Lapisan pertama adalah para militan tidak terlatih yang diumpankan kepada ABRI.
Lapisan berikutnya yaitu tentara didikan Tropaz yang dilatih militer dari Portugal.
Baru lapisan ketiga sekaligus lapisan paling dalam diisi satuan elite Fretilin melindungi para pemimpin dan instalasi penting di sana.
ABRI pun mempersiapkan perlawanan dengan mendatangkan alutsista seperti pesawat anti-gerilya OV-10 Bronco.
Dalam buku "Kisah Sejati Prajurit Paskhas" ABRI justru tidak main-main menghabisi Fretilin.
ABRI mengerahkan Resimen Team Pertempuran (RTP) 18 dengan mengirim unsur tempur dari Kostrad, Marinir, dan Kopasgat atau Paskhas.
Kemudian ppesawat tempur OV-19 dan T-33 TNI AU maju untuk dukungan pertempuran udara jarak pendek.
Saksi serangan saat itu yaitu anggota Kopasgat Koptu Aten menceritakan nasibnya saat ABRI menyerang gunung Matebian.
Ia berada di puncak Matebian 1.949 mdpl bersama rekan-rekan lain.
Ia kemudian melihat milisi Fretilin waspada.
Langsung saja Koptu Aten dan pasukan ABRI lainnya menghujani Fretilin dengan AK-47.
Tembakan mereka luput semua dan tak ada satupun yang mengenai pasukan pemberontak, dan Koptu Aten jengkel melihat militan Fretilin menertawakan dan menghina pasukan ABRI.
Koptu Aten segera meminta dukungan pesawat tempur T-33 guna memborbardir kedudukan Fretilin.
Segera saja T-33 sudah meraung-raung kemudian menukik hujani militan Fretilin dengan peluru dan roket.
Para militan itu banyak yang tewas.
Nanok Soeratno, anggota Kopasgat yang juga ikut dalam pertempuran Matebian mengaku gempuran ABRI di sana sangat besar.
Saking besarnya satu persatu kelompok pro-Fretilin hilang semangat tempur dan menyerah begitu saja kepada ABRI.
Walhasil pertahanan Fretilin yang digalang amat kuat itu hancur lebur serta segelintir saja milisi Fretilin yang hidup dan melarikan diri untuk membuat kantong-kantong Gerilya.
Fakta tentang terpecahnya KKB ini sudah dianalisis oleh Wakapendam XVII/Cendrawasih Letkol Inf Dax Sianturi.

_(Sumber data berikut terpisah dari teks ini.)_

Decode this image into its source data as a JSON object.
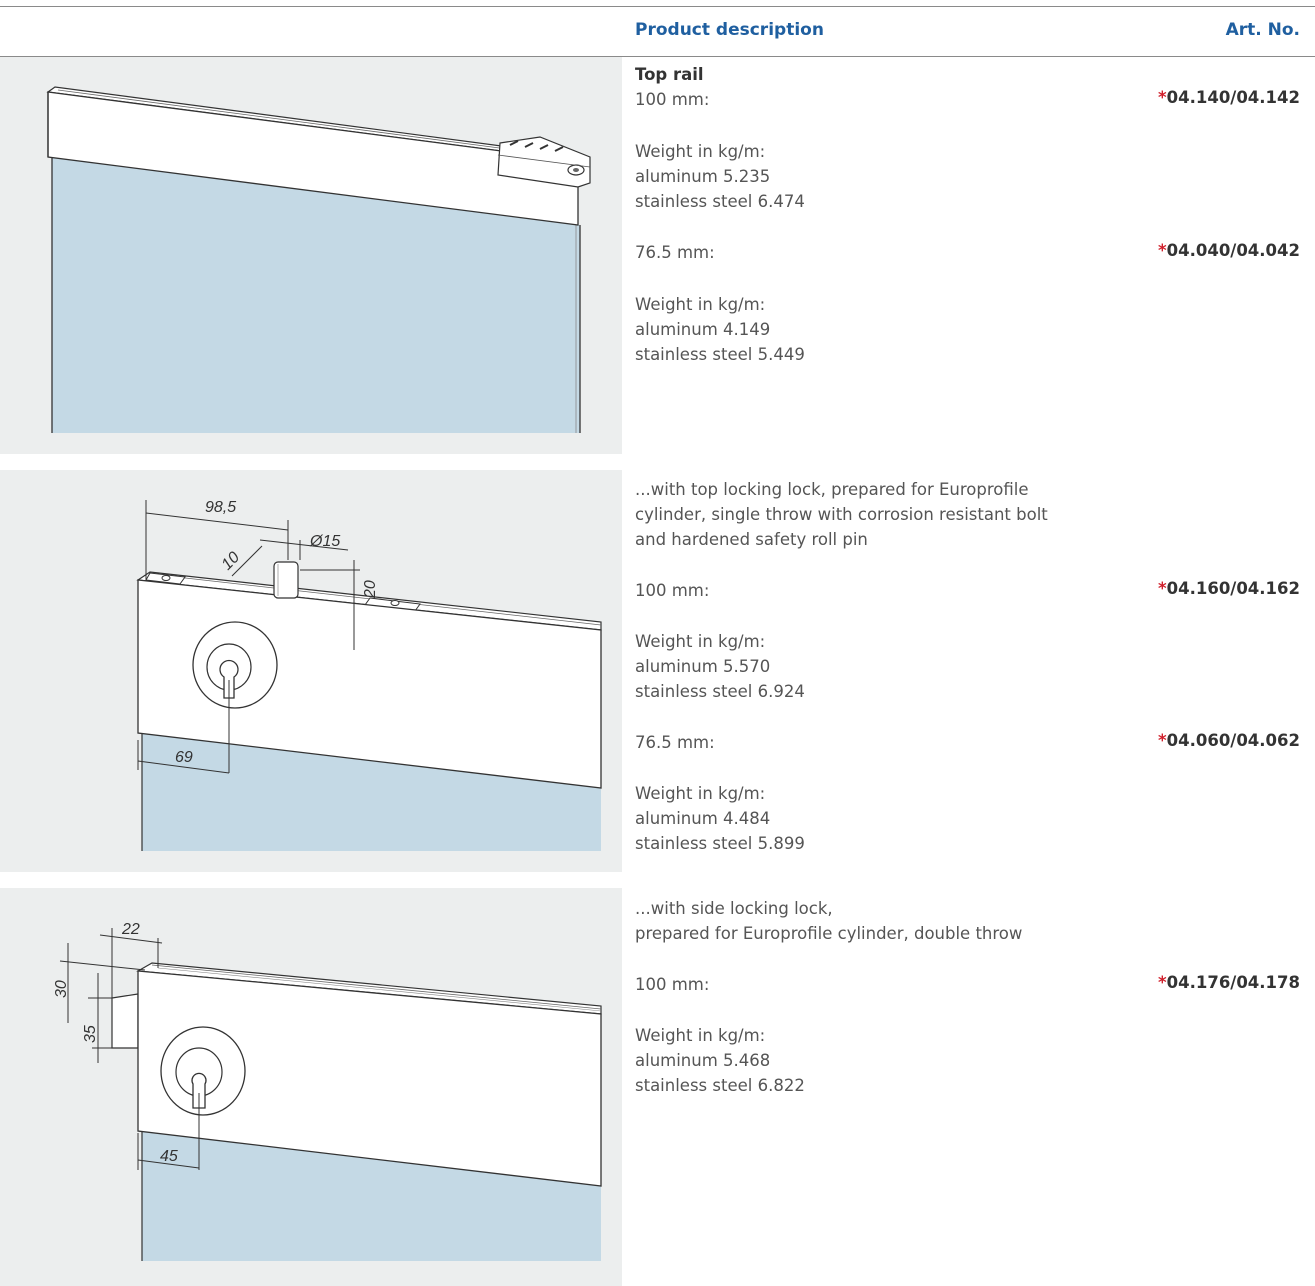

Kodam XVII/Cendrawasih meyakini aksi KKB Papua selama ini terjadi untuk tunjukkan keberadaan mereka.
Terutama dalam 2 bulan terakhir, KKB Papua di Nduga terus gempur sana-sini akhirnya kelompok lain di Puncak juga ingin dikenali.
"Untuk operasional mereka antara yang Ndugama (Egianus Kogoya) dengan kelompok Ilaga itu tidak terkordinir dalam satu komando.
Artinya, apa yang terjadi di Ilaga itu bukan bagian dari aksi yang di Ndugama," ujar Wakapendam XVII/Cenderawasih, Letkol Inf Dax Sianturi, dilansir dari Kompas.com, Jumat (18/10/2019).
Banyak pemimpin kelompok ini yang iri dengan Egianus Kogoya.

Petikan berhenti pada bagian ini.